Silence and stony indifference on the part of the officiating executive.
‘I think I will take my things somewhere else,’ I announced. And with no help this time from the affronted attendants I made my exit, trailing clouds of paper and string as I departed to continue my investigations.
It is unnecessary to recount my experiences at the five other establishments I visited, so similar were my reception and dismissal in all. There were slight variations on the original minor theme: sometimes my test-cases had too much wool in their composition, sometimes too much silk; the heaviness of their material would cause them to shrink, or their flimsiness would cause them to dissolve. The fabrics seemed doomed to perish if subjected even to that arid process known as dry cleansing. There were faint glimpses of brownish-red on the horizon, but even they flickered out, leaving me in utter darkness.
At the sixth and last dyeing establishment I investigated, my cynicism received a slight set-back. After the usual preliminary discouragements and refusals and whispered consultations, the shop-girl, who had not fully developed into the usual shop-ghoul, betrayed unexpected symptoms of compassion. ‘I tell you what, lady,’ she at last conceded, ’there ain’t a thing in your collection that’s worth coloring; but if you want to leave the bundle at your own risk, we’ll do the best we can, only we’re so busy that you can’t get your things back for two months.’
‘Very well,’ I replied, ‘I will take all risks. I’m very much obliged to you for consenting to do something that you advertise to do — it is unusual; and I will give you my name and address and pay C.O.D., if I am still living when my things are dyed.’
I thought I had really found the rare establishment that does what it advertises to do; and when, at the end of one week instead of eight, a letter came bearing the name of my dye-house, my hopes rose high.
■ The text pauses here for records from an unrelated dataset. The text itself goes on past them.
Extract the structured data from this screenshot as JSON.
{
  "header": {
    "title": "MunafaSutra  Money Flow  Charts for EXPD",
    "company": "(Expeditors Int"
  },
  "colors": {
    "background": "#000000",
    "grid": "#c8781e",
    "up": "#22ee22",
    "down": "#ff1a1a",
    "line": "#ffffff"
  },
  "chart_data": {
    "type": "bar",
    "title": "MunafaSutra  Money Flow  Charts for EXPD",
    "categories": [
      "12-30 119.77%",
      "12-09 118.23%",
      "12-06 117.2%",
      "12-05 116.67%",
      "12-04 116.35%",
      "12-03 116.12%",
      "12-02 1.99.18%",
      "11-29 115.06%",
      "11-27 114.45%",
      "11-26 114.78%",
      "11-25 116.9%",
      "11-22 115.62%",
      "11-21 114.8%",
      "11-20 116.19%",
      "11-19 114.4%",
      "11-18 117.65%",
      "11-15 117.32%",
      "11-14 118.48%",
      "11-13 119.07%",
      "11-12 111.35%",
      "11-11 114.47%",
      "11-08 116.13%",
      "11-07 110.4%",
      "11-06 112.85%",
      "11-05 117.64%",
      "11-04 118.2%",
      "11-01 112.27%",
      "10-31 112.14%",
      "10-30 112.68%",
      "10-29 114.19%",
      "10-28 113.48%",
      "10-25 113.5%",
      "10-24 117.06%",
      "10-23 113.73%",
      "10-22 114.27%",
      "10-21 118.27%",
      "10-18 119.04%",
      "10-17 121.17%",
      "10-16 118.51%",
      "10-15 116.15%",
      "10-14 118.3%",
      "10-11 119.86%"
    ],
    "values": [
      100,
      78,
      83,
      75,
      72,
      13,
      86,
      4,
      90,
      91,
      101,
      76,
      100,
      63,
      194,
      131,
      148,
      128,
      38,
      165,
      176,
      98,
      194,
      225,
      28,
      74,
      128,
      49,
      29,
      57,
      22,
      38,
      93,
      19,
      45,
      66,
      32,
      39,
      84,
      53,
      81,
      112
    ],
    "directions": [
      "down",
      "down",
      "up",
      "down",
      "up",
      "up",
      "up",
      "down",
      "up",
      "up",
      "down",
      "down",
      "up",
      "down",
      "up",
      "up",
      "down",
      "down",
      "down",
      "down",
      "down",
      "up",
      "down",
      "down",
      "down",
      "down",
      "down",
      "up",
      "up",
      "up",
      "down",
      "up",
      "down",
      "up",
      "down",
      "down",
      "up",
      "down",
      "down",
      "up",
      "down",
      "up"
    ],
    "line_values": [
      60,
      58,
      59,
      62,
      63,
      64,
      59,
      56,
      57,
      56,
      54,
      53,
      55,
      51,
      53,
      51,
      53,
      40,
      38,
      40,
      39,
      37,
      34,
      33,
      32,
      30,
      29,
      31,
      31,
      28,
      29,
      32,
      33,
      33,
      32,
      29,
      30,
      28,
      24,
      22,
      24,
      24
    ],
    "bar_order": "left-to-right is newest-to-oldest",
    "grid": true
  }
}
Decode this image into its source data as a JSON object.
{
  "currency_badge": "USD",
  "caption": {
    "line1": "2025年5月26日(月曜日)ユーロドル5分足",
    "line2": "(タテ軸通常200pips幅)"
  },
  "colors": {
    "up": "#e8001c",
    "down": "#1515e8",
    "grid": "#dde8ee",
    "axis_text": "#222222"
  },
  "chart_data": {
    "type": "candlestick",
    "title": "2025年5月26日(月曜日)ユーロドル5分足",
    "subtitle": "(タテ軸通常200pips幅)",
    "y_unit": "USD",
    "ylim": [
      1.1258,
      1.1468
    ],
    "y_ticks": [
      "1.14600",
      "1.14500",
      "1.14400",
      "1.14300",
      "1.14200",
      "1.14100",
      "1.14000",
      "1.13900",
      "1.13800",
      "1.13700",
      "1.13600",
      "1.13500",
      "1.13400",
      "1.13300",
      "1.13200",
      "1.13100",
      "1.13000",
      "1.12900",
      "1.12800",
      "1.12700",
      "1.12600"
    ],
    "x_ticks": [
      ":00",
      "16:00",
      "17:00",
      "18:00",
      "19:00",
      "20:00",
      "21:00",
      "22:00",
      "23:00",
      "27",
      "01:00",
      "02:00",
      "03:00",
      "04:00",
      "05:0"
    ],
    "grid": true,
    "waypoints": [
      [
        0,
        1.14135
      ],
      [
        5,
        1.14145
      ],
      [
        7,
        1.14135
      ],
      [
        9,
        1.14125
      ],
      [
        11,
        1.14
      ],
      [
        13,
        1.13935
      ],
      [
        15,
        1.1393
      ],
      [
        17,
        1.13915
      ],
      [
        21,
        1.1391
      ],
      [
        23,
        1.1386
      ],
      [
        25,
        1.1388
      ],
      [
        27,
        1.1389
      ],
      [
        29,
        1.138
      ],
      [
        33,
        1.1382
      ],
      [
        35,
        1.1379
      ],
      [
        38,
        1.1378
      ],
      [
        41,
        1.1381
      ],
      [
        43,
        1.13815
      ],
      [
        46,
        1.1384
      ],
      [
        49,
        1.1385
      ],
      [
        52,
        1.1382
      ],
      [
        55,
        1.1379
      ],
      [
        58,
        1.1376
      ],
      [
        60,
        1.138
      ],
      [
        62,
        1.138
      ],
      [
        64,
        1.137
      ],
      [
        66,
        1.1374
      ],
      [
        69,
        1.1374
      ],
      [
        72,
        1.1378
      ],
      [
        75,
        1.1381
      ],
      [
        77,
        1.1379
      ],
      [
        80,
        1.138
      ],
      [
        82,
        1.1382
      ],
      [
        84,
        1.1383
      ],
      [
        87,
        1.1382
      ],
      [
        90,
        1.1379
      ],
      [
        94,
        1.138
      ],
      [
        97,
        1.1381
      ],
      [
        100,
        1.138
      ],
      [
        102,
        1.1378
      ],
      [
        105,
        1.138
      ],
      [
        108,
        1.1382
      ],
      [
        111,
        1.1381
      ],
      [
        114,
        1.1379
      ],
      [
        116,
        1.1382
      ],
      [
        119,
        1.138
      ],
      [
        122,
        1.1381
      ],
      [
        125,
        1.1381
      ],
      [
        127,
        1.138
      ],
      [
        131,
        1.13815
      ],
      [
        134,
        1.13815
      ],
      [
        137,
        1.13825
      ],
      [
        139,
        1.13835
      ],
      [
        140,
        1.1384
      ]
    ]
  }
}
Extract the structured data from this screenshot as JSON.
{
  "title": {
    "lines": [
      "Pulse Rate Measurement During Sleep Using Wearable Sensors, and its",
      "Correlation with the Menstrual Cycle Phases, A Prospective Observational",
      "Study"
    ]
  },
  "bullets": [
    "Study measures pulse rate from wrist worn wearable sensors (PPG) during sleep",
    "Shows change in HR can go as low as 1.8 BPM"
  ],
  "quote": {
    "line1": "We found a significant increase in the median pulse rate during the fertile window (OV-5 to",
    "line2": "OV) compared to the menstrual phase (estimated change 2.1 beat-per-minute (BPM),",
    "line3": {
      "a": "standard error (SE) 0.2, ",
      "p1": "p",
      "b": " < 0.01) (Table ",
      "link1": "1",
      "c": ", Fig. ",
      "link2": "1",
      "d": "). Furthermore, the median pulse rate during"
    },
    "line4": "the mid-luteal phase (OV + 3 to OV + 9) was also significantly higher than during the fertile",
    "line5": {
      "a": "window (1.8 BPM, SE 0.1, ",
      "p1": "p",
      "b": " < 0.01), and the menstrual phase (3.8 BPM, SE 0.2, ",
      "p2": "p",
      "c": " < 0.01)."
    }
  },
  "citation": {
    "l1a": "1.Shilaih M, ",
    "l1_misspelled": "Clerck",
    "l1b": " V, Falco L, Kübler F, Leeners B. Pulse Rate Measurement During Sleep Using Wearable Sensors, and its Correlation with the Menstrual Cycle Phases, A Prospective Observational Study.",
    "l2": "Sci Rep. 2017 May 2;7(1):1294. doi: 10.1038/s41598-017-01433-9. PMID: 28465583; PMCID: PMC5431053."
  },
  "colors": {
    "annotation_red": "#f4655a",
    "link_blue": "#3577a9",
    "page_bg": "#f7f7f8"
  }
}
Was I to hear that the firm had undergone conversion and would finish my work in a reasonable time? Was I to read some message of encouragement, ‘We who are about to dye salute you,’ or some such appropriate word of cheer? No. The note stated that after grave consideration it had been decided that the risk in dyeing any of my articles was too great — accordingly they were holding my bundle for further instructions. If I cared to have the scarf dyed a brownish-red instead of lavender — That day I read no more. I saw scarlet — scarlet untinged with brown. I vowed then the act of vengeance I am now perpetrating.
I would creep up unawares among these dyers who lie — and a blow from a Contributors’ Club, wielded by an unknown hand, should cause these liars to dye.